X Is for Xanadu

The options for words beginning with X are so limited — even though X can stand for anything — that it’s tempting to go for a word that sounds like it begins with X: eXperience, eXpertise, eXpression, eXpurgate, eXcuses, and so on and on and on. Readers, I considered it.

On the brink of April, with the Blogging A to Z Challenge in mind, I had started an A-to-Z list in Onelook. At first there were several blank lines, but they filled in pretty quickly so by mid-month it looked like the screenshot at left. The options I actually decided to blog about are in bold.

With the end of the month, and the end of the alphabet, drawing relentlessly closer, eXperience and eXpertise were the best I could come up with.

Then, while I was out walking the other day, what should come to mind but Xanadu. (I’m not kidding about the power of walking, people — and when it’s eXacerbated by the power of deadlines you’re talking about potentially major magic.)

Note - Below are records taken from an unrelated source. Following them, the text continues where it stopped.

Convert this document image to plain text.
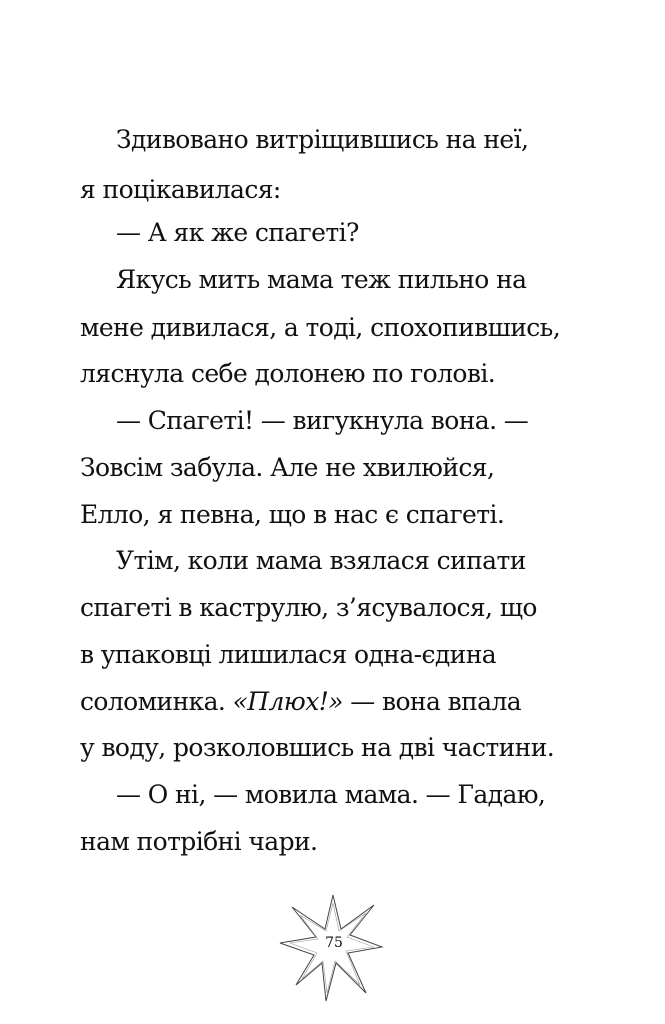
Здивовано витріщившись на неї,
я поцікавилася:
— А як же спагеті?
Якусь мить мама теж пильно на
мене дивилася, а тоді, спохопившись,
ляснула себе долонею по голові.
— Спагеті! — вигукнула вона. —
Зовсім забула. Але не хвилюйся,
Елло, я певна, що в нас є спагеті.
Утім, коли мама взялася сипати
спагеті в каструлю, з’ясувалося, що
в упаковці лишилася одна-єдина
соломинка. «Плюх!» — вона впала
у воду, розколовшись на дві частини.
— О ні, — мовила мама. — Гадаю,
нам потрібні чари.
75
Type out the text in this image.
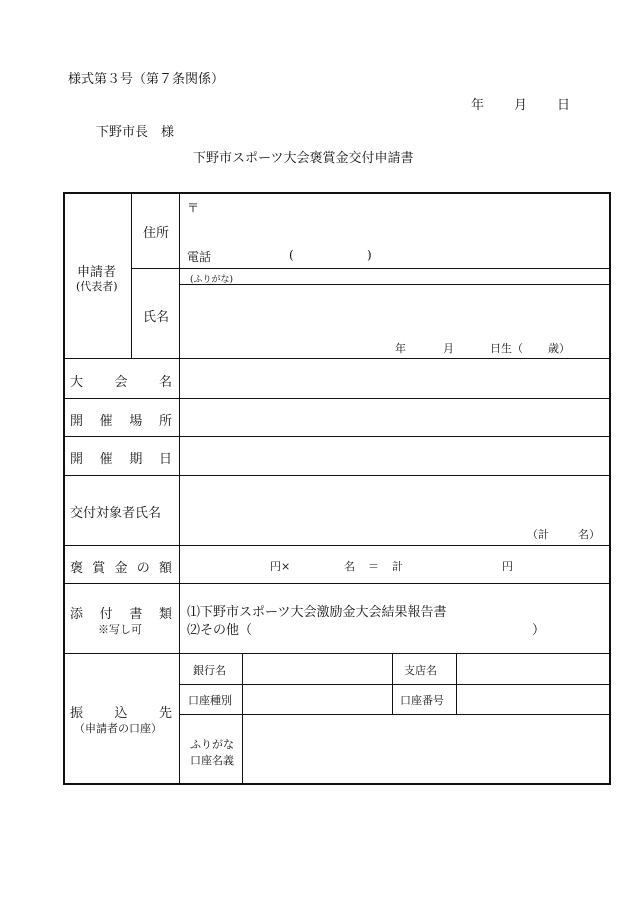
様式第３号（第７条関係）
年 月 日
下野市長　様
下野市スポーツ大会褒賞金交付申請書
申請者
(代表者)
住所
〒
電話	(	)
(ふりがな)
氏名
年	月	日生（ 歳）
大 会 名
開 催 場 所
開 催 期 日
交付対象者氏名
（計	名）
褒 賞 金 の 額	円×	名 ＝ 計	円
添 付 書 類
※写し可
⑴下野市スポーツ大会激励金大会結果報告書
⑵その他（	）
振 込 先
（申請者の口座）
銀行名	支店名
口座種別	口座番号
ふりがな
口座名義
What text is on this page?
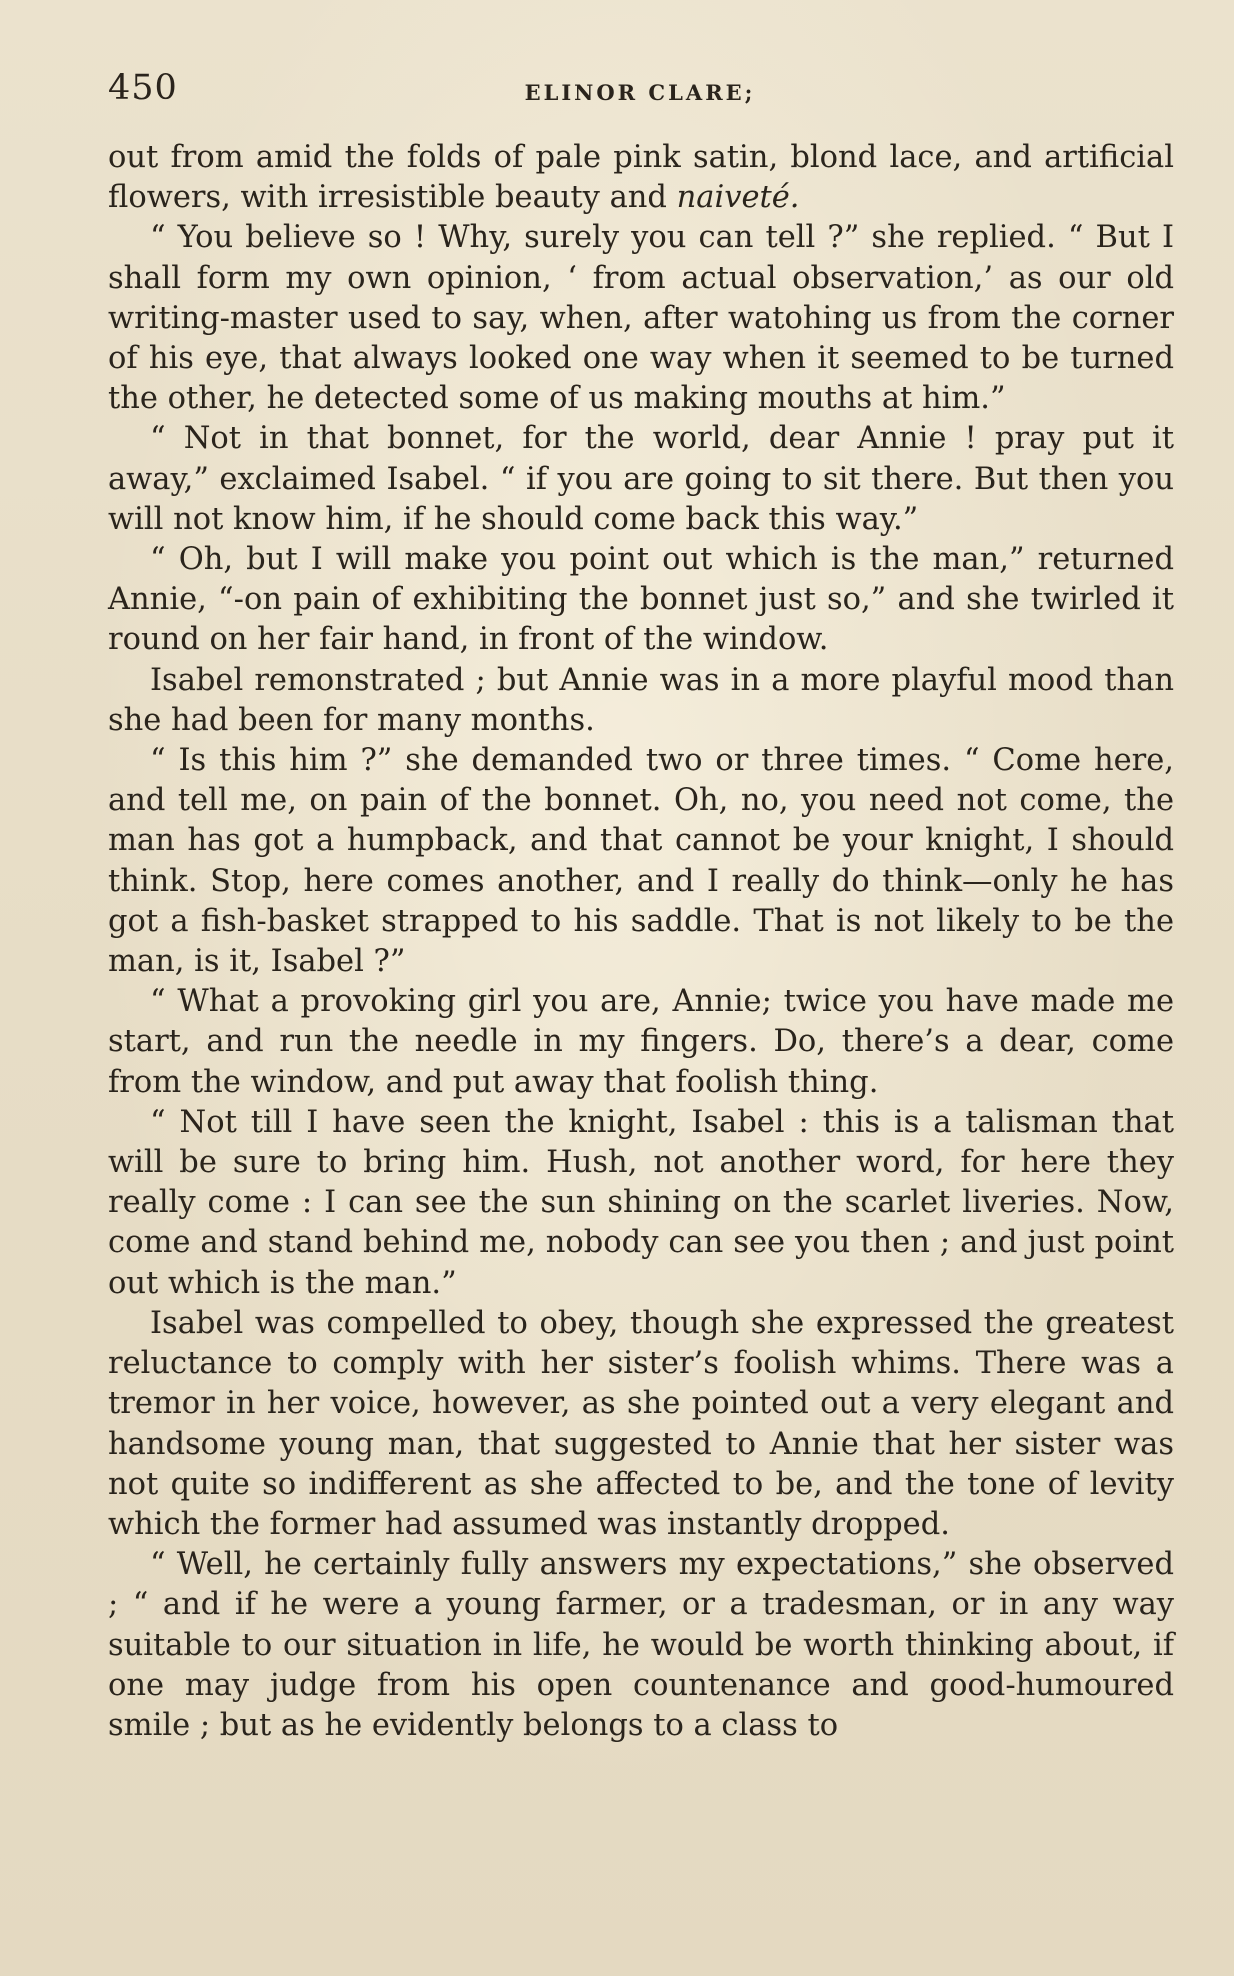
450	ELINOR CLARE;

out from amid the folds of pale pink satin, blond lace, and artificial flowers, with irresistible beauty and naiveté.

“ You believe so ! Why, surely you can tell ?” she replied. “ But I shall form my own opinion, ‘ from actual observation,’ as our old writing-master used to say, when, after watohing us from the corner of his eye, that always looked one way when it seemed to be turned the other, he detected some of us making mouths at him.”

“ Not in that bonnet, for the world, dear Annie ! pray put it away,” exclaimed Isabel. “ if you are going to sit there. But then you will not know him, if he should come back this way.”

“ Oh, but I will make you point out which is the man,” returned Annie, “-on pain of exhibiting the bonnet just so,” and she twirled it round on her fair hand, in front of the window.

Isabel remonstrated ; but Annie was in a more playful mood than she had been for many months.

“ Is this him ?” she demanded two or three times. “ Come here, and tell me, on pain of the bonnet. Oh, no, you need not come, the man has got a humpback, and that cannot be your knight, I should think. Stop, here comes another, and I really do think—only he has got a fish-basket strapped to his saddle. That is not likely to be the man, is it, Isabel ?”

“ What a provoking girl you are, Annie; twice you have made me start, and run the needle in my fingers. Do, there’s a dear, come from the window, and put away that foolish thing.

“ Not till I have seen the knight, Isabel : this is a talisman that will be sure to bring him. Hush, not another word, for here they really come : I can see the sun shining on the scarlet liveries. Now, come and stand behind me, nobody can see you then ; and just point out which is the man.”

Isabel was compelled to obey, though she expressed the greatest reluctance to comply with her sister’s foolish whims. There was a tremor in her voice, however, as she pointed out a very elegant and handsome young man, that suggested to Annie that her sister was not quite so indifferent as she affected to be, and the tone of levity which the former had assumed was instantly dropped.

“ Well, he certainly fully answers my expectations,” she observed ; “ and if he were a young farmer, or a tradesman, or in any way suitable to our situation in life, he would be worth thinking about, if one may judge from his open countenance and good-humoured smile ; but as he evidently belongs to a class to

Once upon a time I knew most of Samuel Taylor Coleridge’s poem “Kubla Khan” by heart. The first five lines are as clear in my memory as ever, and the rest of it is so familiar as I reread it.

In Xanadu did Kubla Khan
A stately pleasure-dome decree:
Where Alph, the sacred river, ran
Through caverns measureless to man
    Down to a sunless sea. 

I also remember how fascinated I was by the imagery when I read it for the first time, in English class my senior year of high school. A history buff with a more than passing acquaintance with the Middle East, I knew that Kubla Khan was Genghis Khan’s grandson but that was about it. I went looking for more about the River Alph (which doesn’t exist in our world) and demon-lovers (which may or may not exist) and Mount Abora (which doesn’t exist, but Coleridge may have meant Mount Amara, which does) and, of course, Xanadu itself (Kubla Khan’s summer palace). And that got me to marveling at how the poet had created such a vivid picture of the forest, the chasm, the “mighty fountain,” while making it clear that this “sunny pleasure-dome with caves of ice” was a more than physical place.

The vision, I learned, had come to Coleridge in a dream — some commentators thought he might have been under the influence of opium — so of course I also learned about the “person on business from Porlock” who famously interrupted the poet while he was transcribing his dream onto paper.

Was this person from Porlock real, or had Coleridge hit an internal wall, a failure of nerve or of imagination? We’ll never know, and in any case this Porlockian intruder has taken on a life of his own. We’ve all been interrupted at our creative labors by an infinite variety of Porlocks. Porlock may come in person, or by phone, or text, or email, or private message. We’ve all probably gone to the door or phone or computer when no one was there, maybe hoping that someone was?

For me “Kubla Khan” is complete as is. It may not represent Coleridge’s whole dream, just as he couldn’t “revive within” himself the “symphony and song” of that Abyssian maid and her dulcimer, but it doesn’t have to. How often does a poem, a story, an essay, a novel, do everything we hoped and imagined it would when we started? Rarely, at least in my experience. But we wrap it up, send it out — and go on to the next.